A história estrutura-se em redor de Francisco Hyjinõ Krahõ, Luzia Cruwakwyj e a decisão de Patpro em fazer com que as vozes ancestrais do povo indígena sejam ouvidas. Daí nasce a decisão de participar numa conferência em Brasília destinada a chamar a atenção para as necessidades das comunidades indígenas em todo o Brasil.

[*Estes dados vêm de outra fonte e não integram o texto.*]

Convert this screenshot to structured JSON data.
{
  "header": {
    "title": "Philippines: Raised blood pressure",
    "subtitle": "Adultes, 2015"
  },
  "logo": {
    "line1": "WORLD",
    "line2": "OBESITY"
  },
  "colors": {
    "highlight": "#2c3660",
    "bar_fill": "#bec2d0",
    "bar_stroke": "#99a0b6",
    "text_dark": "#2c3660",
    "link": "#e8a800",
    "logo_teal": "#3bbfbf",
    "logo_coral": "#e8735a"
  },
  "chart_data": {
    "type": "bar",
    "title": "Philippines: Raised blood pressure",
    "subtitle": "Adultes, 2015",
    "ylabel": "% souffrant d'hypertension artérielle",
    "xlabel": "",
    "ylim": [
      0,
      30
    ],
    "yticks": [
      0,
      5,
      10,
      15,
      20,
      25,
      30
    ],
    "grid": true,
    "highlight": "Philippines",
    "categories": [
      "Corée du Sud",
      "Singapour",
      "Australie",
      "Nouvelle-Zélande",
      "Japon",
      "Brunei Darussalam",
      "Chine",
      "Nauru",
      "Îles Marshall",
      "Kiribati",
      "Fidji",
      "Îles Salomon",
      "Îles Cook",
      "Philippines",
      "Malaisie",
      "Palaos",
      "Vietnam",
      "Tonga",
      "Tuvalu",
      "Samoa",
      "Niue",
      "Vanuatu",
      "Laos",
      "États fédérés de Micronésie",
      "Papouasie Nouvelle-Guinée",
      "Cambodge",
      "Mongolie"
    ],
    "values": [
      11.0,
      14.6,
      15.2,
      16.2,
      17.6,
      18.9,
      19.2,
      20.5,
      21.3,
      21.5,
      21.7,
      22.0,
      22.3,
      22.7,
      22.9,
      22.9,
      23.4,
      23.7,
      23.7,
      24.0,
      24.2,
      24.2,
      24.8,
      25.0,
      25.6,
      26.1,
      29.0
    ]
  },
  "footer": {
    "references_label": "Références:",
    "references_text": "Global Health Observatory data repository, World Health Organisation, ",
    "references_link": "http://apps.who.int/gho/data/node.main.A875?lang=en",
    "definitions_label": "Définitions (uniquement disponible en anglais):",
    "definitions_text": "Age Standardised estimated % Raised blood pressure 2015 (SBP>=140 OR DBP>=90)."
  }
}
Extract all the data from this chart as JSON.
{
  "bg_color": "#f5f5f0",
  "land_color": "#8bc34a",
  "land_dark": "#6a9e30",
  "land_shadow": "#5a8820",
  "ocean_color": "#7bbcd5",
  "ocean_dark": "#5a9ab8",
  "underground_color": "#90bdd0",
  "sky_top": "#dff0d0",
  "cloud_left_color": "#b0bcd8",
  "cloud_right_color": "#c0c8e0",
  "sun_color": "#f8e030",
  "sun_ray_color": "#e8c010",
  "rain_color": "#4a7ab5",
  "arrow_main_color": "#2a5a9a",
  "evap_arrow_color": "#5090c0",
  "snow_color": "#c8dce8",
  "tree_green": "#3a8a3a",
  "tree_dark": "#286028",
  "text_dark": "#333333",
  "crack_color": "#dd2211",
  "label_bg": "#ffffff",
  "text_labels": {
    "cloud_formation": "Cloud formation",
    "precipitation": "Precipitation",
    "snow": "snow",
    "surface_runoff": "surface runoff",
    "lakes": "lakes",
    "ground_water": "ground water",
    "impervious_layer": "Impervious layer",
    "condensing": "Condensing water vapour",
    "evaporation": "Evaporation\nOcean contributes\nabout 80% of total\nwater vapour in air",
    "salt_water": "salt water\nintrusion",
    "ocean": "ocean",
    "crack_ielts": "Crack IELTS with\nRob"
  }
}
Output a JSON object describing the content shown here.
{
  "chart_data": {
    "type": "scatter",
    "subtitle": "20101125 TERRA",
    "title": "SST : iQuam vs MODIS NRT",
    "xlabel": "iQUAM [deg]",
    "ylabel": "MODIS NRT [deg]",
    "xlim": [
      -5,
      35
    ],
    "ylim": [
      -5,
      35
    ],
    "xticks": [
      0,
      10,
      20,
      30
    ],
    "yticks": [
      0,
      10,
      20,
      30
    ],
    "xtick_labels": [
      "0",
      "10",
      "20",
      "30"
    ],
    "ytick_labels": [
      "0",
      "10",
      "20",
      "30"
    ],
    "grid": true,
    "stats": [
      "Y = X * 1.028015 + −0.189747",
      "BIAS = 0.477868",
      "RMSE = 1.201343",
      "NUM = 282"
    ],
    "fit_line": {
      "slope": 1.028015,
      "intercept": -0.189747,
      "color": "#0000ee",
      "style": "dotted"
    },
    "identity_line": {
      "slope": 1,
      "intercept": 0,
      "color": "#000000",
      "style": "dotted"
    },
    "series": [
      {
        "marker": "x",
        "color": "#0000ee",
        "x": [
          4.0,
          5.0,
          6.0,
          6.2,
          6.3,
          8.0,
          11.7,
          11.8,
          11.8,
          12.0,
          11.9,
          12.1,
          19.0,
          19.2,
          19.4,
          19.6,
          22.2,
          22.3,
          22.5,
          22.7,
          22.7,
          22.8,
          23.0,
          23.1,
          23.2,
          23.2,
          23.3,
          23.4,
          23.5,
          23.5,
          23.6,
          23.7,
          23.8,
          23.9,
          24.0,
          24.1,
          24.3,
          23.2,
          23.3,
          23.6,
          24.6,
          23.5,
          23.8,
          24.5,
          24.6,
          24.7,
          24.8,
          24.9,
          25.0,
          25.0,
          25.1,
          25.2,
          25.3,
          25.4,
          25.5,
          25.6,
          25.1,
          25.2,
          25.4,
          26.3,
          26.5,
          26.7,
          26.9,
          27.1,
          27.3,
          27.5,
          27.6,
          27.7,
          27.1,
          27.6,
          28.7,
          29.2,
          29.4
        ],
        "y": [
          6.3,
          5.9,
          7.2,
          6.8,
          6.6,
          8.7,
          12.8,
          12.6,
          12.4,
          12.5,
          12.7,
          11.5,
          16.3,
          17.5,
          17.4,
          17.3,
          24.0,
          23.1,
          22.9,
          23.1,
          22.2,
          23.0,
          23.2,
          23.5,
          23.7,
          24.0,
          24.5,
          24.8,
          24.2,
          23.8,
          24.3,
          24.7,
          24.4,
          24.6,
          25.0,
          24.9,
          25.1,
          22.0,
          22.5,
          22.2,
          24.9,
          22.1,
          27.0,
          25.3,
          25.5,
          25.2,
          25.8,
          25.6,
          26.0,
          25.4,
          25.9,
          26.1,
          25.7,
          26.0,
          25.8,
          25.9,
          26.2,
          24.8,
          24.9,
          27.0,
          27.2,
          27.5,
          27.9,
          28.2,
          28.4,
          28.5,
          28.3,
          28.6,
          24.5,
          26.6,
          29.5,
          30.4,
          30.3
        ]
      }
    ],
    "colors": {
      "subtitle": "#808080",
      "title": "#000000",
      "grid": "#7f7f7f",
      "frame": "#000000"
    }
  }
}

Durante a rodagem (em película de 16mm, aliás, como o anterior) foram registados desafios oferecidos pela própria realidade, como a pandemia do Bolsonarismo, a desflorestação da floresta Amazónia, o agro-negócio, as pilhagens de animais, a propagação do vírus covid… Enfim.

É através dos olhos da filha de Patpro que assistimos à recriação do trauma do massacre ocorrido em 1940, bem como ao impacto da ditadura militar na década de 1960, numa medida que nos dá a resiliência do seu povo, a ligação a ritos ancestrais numa ligação entre o passado com o presente, o colonialismo e a ganância do capitalismo atual. É esta a ameaça ‘cupé’, na expressão designada para descrever o homem branco, colonizador e usurpador, que é aqui evocada e que motiva a reivindicação do seu direito à existência.

Em 1980, o cineasta Jean Rouch declarou numa entrevista que “Fazer um filme significa, para mim, escrever com os olhos, com os ouvidos, com o corpo”. É precisamente esta ‘escrita da imagem’ através dos sentidos que se aplica de uma forma muito harmoniosa ao deslumbrante filme de João Salaviza e Renée Nader Messora. Pois este convida-nos a essa ligação com a terra e, através das comunidades indígenas, a essa ligação de autêntica cosmogonia. Porque esta história nunca acaba.